Апостат - страница 7
Одесную рассаживались самые запоздалые путешественники. Недавняя девица в широченном, не по груди бюстгальтере, вывалила поверх своих бёдер отроковицы ворох краснозвёздых газет, пыльных, даже распадающихся в персть, яростно щёлкнула резинками на ключицах, придавши росткам груди параллельное своему взору направление, и свирепо чмокнув в сторону американок (проскочила малиновая, в солнечном луче, кисея слюны, от резца до резца — знак нечищенных зубов да с утра выкуренной папиросы подешевле), яростно залистала, застывши вдруг там, где вкруг гельветской горы, предводительствуемый швейцарским же демагогом, замер его выдрессированный народец, подсолнухолицый (добрая половина семечек уже выедена, а то и вовсе сопрела) и с таким простодушным выражением самоуверенной доброхотности вольноотпущенника (выговорившего себе право харчеваться при кухне бывшего своего владельца), словно он, сколопендролапый, исхитрился провести через вёрткий перекрёсток Фемиду своего государства, не опрокинув её под колёса; или разгромил гидру «расизма» на одну из её голов, заклеймивши, как полагается, побеждённую; или умудрился распять на цирковом, последние смоляные испарения отдающем заборе, соседскую кошку, всё стонущую по-девичьи, истекая в ночи голубой кровью: «А! А! А!», — да бия проникновенно и ритмично (в моём, в моём стихотворном ладе!) обрубком хвоста хвойную слезу. И всякий раз, когда девица настигала арьергард очередной газеты, она, словно скатываясь со склона, ускоряла процесс листания, зрачки её бегали всё ошарашеннее, пальцы подскакивали тяжко и неуклюже, будто в каждом из них сидело по евнухозадому бесёнку, а добросовестно отрабатывающие жалованье плачеи скрещивали их помимо воли покойника, — и трепетала кликушеская жилка шелушащегося виска.

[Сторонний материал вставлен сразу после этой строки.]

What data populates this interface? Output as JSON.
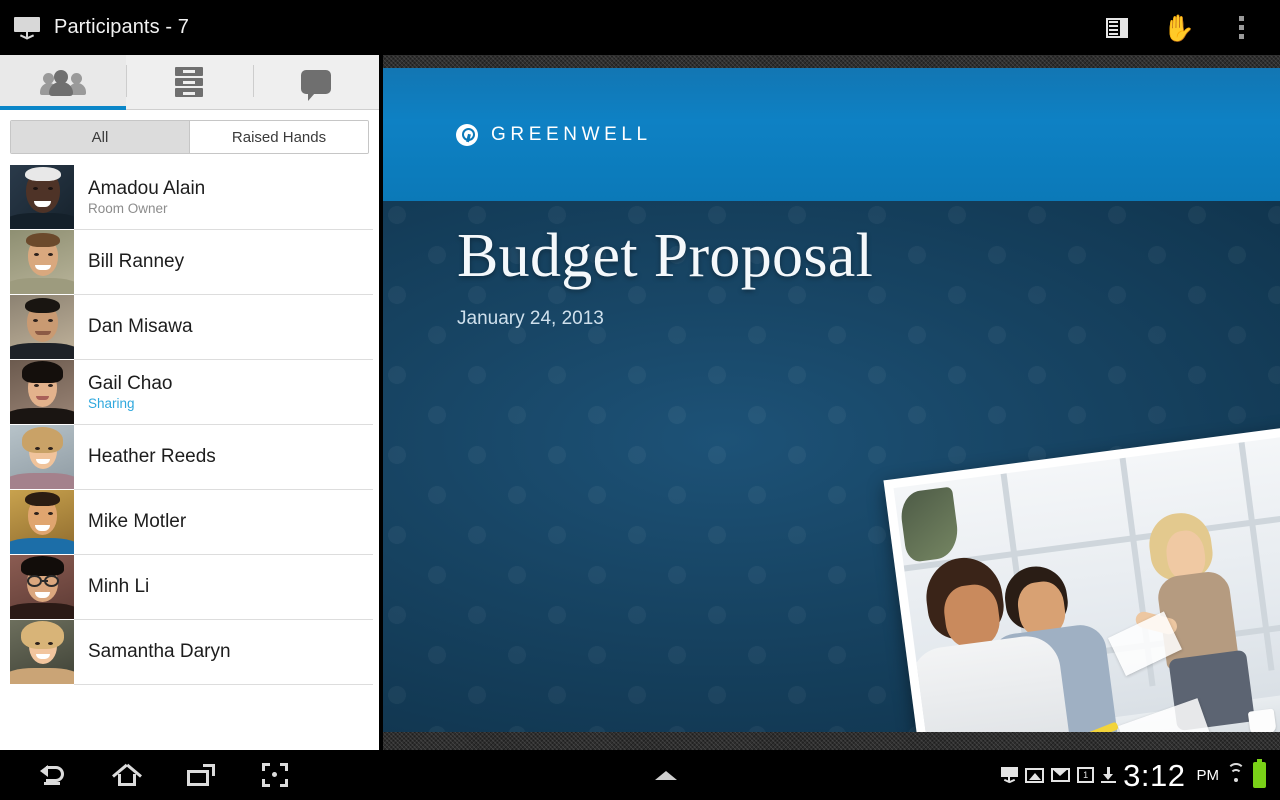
{
  "titlebar": {
    "icon": "projector-icon",
    "title": "Participants - 7",
    "actions": [
      {
        "name": "layout-icon",
        "label": "Layout"
      },
      {
        "name": "raise-hand-icon",
        "label": "✋"
      },
      {
        "name": "overflow-menu-icon",
        "label": "More options"
      }
    ]
  },
  "panel": {
    "tabs": [
      {
        "name": "tab-participants",
        "icon": "people-icon",
        "active": true
      },
      {
        "name": "tab-materials",
        "icon": "cabinet-icon",
        "active": false
      },
      {
        "name": "tab-chat",
        "icon": "chat-icon",
        "active": false
      }
    ],
    "filter": {
      "all_label": "All",
      "raised_hands_label": "Raised Hands",
      "selected": "All"
    },
    "participants": [
      {
        "name": "Amadou Alain",
        "status": "Room Owner",
        "status_kind": "owner"
      },
      {
        "name": "Bill Ranney",
        "status": "",
        "status_kind": "none"
      },
      {
        "name": "Dan Misawa",
        "status": "",
        "status_kind": "none"
      },
      {
        "name": "Gail Chao",
        "status": "Sharing",
        "status_kind": "sharing"
      },
      {
        "name": "Heather Reeds",
        "status": "",
        "status_kind": "none"
      },
      {
        "name": "Mike Motler",
        "status": "",
        "status_kind": "none"
      },
      {
        "name": "Minh Li",
        "status": "",
        "status_kind": "none"
      },
      {
        "name": "Samantha Daryn",
        "status": "",
        "status_kind": "none"
      }
    ]
  },
  "slide": {
    "brand": "GREENWELL",
    "title": "Budget Proposal",
    "date": "January 24, 2013",
    "banner_color": "#0b79b8",
    "body_color": "#174463"
  },
  "navbar": {
    "buttons": [
      {
        "name": "back-button",
        "icon": "back-icon"
      },
      {
        "name": "home-button",
        "icon": "home-icon"
      },
      {
        "name": "recents-button",
        "icon": "recent-icon"
      },
      {
        "name": "screenshot-button",
        "icon": "screenshot-icon"
      }
    ],
    "expand_icon": "chevron-up-icon",
    "status": {
      "icons": [
        "projector-icon",
        "image-icon",
        "email-icon",
        "calendar-icon",
        "download-icon"
      ],
      "calendar_day": "1",
      "time": "3:12",
      "ampm": "PM",
      "wifi": "wifi-icon",
      "battery": "battery-icon"
    }
  }
}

Правее потребительницы подёнщицких потуг, липнув левым оком к её газетным страницам, — но неумолимо соскальзывая по ним, — одновременно небрезгливой конечностью с ровно обгрызанными ногтями могильщика обнажая (точно таща нож из-за голенища) компьютер от палевого чехла с головастым чернильным пятном всех оттенков зелени, склонился рыжебородый блондин в шёлковой косоворотке, успев углубить на лбу и без того гигантскую влажную розовую морщину (словно щель обитаемой майской раковины), прислушивался, как другой бородач, большеухий, с кучерявящейся аж до самых глаз растительностью, втолковывал американочкам красоты родного городка Pessac, что в Бордо, а девичий хор понимающе, с надрывными нотками гнусавового восхищения и лупоглазой мимикой, выражающей идентичное акме энтузиазма, подтягивал: «О-о-о-е-э-э», — переливая тотчас заокеанское своё одобрение в соответствующее галлизированное, но не столь могучее блеяние: «Е-е-е-и-и-и-и!».

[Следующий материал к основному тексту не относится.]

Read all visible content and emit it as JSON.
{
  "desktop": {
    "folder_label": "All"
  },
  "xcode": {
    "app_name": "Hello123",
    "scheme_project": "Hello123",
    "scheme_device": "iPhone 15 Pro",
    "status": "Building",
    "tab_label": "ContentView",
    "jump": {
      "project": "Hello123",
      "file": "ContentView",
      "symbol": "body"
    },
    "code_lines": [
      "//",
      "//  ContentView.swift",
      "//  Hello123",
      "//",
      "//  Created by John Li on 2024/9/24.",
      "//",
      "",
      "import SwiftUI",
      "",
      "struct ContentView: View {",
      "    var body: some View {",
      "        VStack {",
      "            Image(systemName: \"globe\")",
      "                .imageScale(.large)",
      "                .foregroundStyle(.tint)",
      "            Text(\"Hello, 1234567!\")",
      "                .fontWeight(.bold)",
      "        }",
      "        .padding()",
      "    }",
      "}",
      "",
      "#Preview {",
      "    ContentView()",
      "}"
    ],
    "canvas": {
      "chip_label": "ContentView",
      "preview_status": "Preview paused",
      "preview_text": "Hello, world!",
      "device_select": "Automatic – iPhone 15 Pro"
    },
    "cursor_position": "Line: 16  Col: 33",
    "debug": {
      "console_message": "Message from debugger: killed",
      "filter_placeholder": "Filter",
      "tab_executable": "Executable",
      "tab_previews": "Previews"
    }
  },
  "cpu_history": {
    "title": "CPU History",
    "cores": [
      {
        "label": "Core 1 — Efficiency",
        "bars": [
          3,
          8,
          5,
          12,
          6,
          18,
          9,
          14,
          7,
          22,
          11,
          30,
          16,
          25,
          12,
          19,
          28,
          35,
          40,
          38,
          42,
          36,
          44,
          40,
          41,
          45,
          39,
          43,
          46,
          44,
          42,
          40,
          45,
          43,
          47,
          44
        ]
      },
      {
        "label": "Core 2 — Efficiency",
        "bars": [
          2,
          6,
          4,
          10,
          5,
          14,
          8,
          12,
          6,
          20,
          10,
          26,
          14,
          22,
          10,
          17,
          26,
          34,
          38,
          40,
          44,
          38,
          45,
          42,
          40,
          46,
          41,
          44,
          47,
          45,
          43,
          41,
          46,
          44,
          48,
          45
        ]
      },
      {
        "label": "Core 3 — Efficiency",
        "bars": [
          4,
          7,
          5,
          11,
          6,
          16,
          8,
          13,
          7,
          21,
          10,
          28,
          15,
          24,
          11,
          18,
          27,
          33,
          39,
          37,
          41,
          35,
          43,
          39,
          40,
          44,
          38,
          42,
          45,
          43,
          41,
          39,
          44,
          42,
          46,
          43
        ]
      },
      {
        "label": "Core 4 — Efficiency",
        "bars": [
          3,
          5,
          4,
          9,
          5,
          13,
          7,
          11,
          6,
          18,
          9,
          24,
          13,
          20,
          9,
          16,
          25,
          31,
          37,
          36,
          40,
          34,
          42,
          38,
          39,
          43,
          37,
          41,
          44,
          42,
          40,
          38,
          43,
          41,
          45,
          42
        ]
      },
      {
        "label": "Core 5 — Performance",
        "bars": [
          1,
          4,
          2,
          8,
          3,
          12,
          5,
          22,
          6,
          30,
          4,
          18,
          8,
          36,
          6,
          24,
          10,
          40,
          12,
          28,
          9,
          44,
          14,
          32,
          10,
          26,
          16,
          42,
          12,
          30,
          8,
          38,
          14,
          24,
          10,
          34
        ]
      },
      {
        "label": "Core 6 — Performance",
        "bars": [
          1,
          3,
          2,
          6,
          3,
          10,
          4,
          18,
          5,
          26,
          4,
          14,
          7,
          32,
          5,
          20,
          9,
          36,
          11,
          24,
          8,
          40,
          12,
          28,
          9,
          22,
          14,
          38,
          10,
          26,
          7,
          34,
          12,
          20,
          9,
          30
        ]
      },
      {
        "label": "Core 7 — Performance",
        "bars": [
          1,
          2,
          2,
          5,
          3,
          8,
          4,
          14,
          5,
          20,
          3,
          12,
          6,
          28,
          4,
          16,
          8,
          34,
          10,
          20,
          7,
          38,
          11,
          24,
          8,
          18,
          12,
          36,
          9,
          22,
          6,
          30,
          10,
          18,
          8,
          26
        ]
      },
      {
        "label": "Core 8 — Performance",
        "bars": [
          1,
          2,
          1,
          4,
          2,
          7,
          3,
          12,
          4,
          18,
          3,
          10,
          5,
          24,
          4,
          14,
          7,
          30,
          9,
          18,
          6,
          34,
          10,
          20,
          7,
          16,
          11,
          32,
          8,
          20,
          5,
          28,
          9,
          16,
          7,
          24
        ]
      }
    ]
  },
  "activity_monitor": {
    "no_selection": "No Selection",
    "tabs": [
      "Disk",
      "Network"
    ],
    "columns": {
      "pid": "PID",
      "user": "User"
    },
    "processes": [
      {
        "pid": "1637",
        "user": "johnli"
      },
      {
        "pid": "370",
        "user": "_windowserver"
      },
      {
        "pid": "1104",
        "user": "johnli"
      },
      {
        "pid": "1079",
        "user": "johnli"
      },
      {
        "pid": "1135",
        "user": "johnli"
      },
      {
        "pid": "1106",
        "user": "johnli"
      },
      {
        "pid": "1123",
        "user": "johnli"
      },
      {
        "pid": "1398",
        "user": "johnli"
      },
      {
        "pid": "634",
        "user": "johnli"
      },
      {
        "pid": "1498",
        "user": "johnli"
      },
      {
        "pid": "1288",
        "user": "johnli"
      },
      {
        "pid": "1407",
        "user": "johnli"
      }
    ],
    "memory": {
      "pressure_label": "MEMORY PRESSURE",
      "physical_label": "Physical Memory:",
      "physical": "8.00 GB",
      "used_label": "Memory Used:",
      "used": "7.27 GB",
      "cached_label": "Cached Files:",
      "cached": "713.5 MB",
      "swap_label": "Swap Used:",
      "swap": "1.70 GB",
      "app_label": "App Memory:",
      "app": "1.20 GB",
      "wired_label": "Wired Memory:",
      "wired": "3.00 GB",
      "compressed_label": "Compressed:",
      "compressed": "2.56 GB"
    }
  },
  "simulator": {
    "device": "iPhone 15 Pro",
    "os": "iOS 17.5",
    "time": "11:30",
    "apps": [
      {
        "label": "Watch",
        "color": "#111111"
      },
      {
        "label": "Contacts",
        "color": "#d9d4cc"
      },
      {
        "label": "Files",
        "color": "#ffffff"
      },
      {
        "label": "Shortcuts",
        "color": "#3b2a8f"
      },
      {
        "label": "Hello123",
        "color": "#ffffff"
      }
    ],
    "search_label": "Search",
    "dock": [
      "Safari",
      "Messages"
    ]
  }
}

Рядом с уже разевавшимся компьютером устроилась, в обнимку с продуктами, обёрнутыми также в левацкую лютецивую газетку, бледная, блистающая проплешиной в фридрихсдор дама (серое платье, профессорская дряблость груди, имитирующей бесформенность процесса познания), судачащая о тонкостях диабетической диеты с таким смаком, что у Алексея Петровича, хоть и не был он голоден, заурчало и желудке, — который, как известно, есть душа!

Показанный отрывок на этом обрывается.